Inspires students to achieve their best.
Dr. Hsien-Chang Lin serves as Department Chair and Professor of Health Behavior and Policy in the Department of Child and Family Development at San Diego State University College of Education, joining in August 2024. Prior to this, he was Professor and Interim Associate Dean at the Indiana University Bloomington School of Public Health for 13 years. Lin earned a dual Ph.D. in Health Policy and Pharmaceutical Health Services Research from the University of Michigan, an M.A. in Applied Economics from the University of Michigan, an M.A. in Economics from National Taiwan University, and a B.A. in Economics and Sociology from National Taiwan University. His research examines the prevention, treatment, and effects of substance use behaviors such as vaping, marijuana use, and opioid misuse, alongside their interactions with the healthcare system. He focuses on childhood well-being, adverse childhood experiences, stressful life events, and their influences on later-life health outcomes, employing quantitative methodologies, big data analytics, and the socioecological model to integrate macro-level health policy with micro-level health behavior analysis.
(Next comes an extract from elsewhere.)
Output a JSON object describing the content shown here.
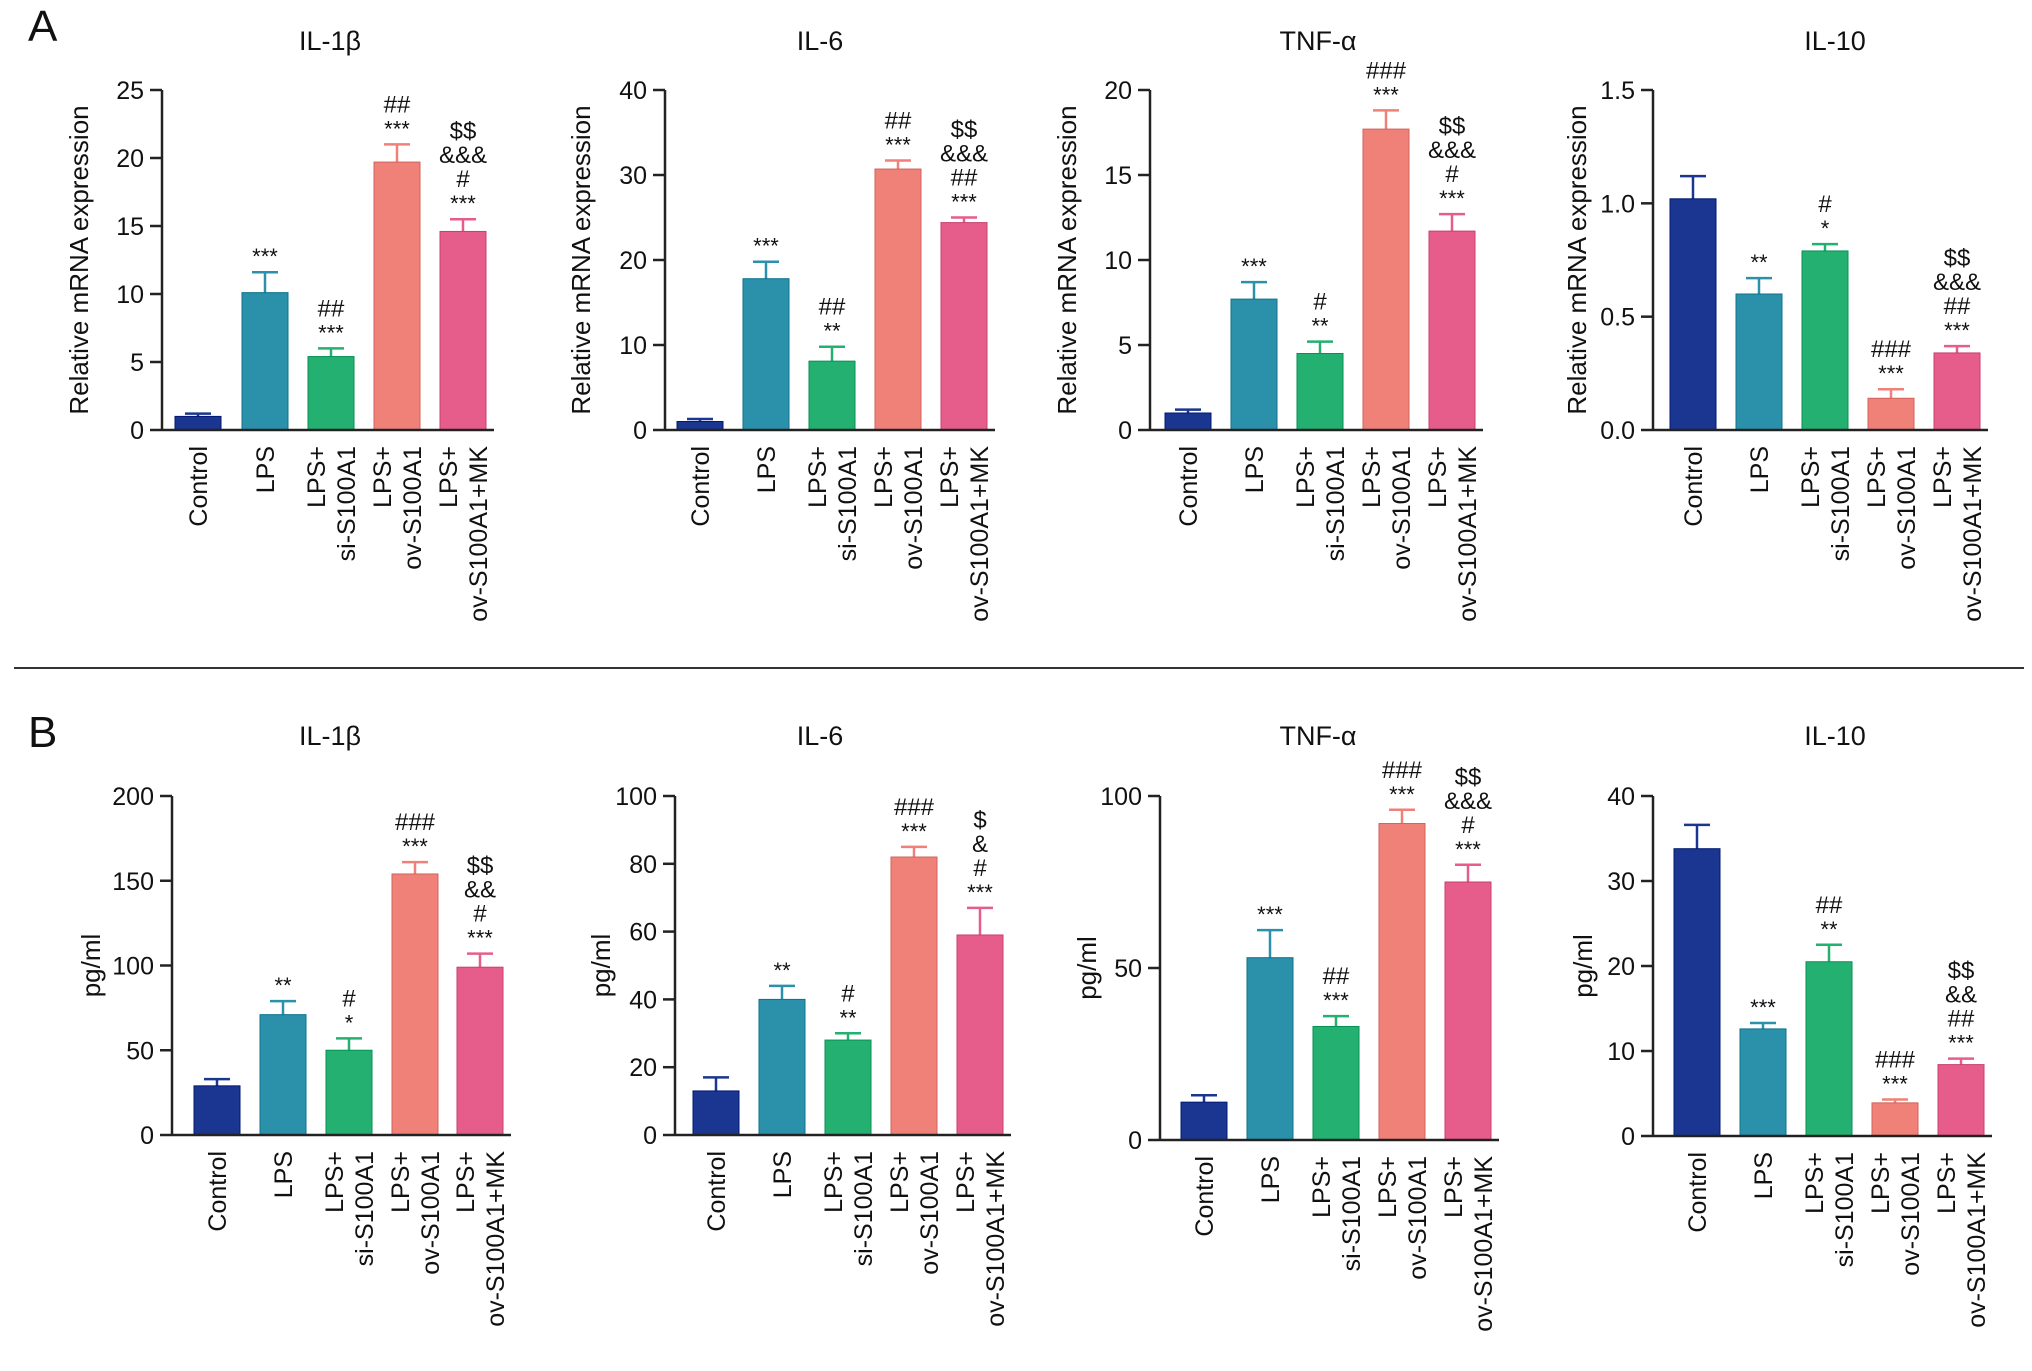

Lin has published over 120 journal articles and received R01 grants from the National Institute on Drug Abuse and the National Institute of Environmental Health Sciences. Key publications include Summit et al., Assessing the Association Between Child Maltreatment and Chronic Pain (Pain, 2026); Zheng et al., Reciprocal Relationships Among Youth Social Media Use, Internalizing Symptoms, and Substance Use (Drug and Alcohol Dependence, 2026); Yang et al., Optimal Urinary Cotinine and Total Nicotine Equivalents Cut-point for Distinguishing Tobacco Users from Non-Users among American Youth (Nicotine & Tobacco Research, 2025); and Zheng et al., Meme Exposure on Social Media Associated with More Positive E-cigarette Perceptions and Greater Usage Among Youth (Journal of Health Communication, 2025). His accolades include Fellow of the New York Academy of Medicine (2024), Mentorship Award from the American Academy of Health Behavior (2023), Indiana University Trustees’ Teaching Award (2014, 2017), Fellow of the American Academy of Health Behavior (2019), and service as its President. He also contributed to a National Academies committee on opioids' impact on veterans.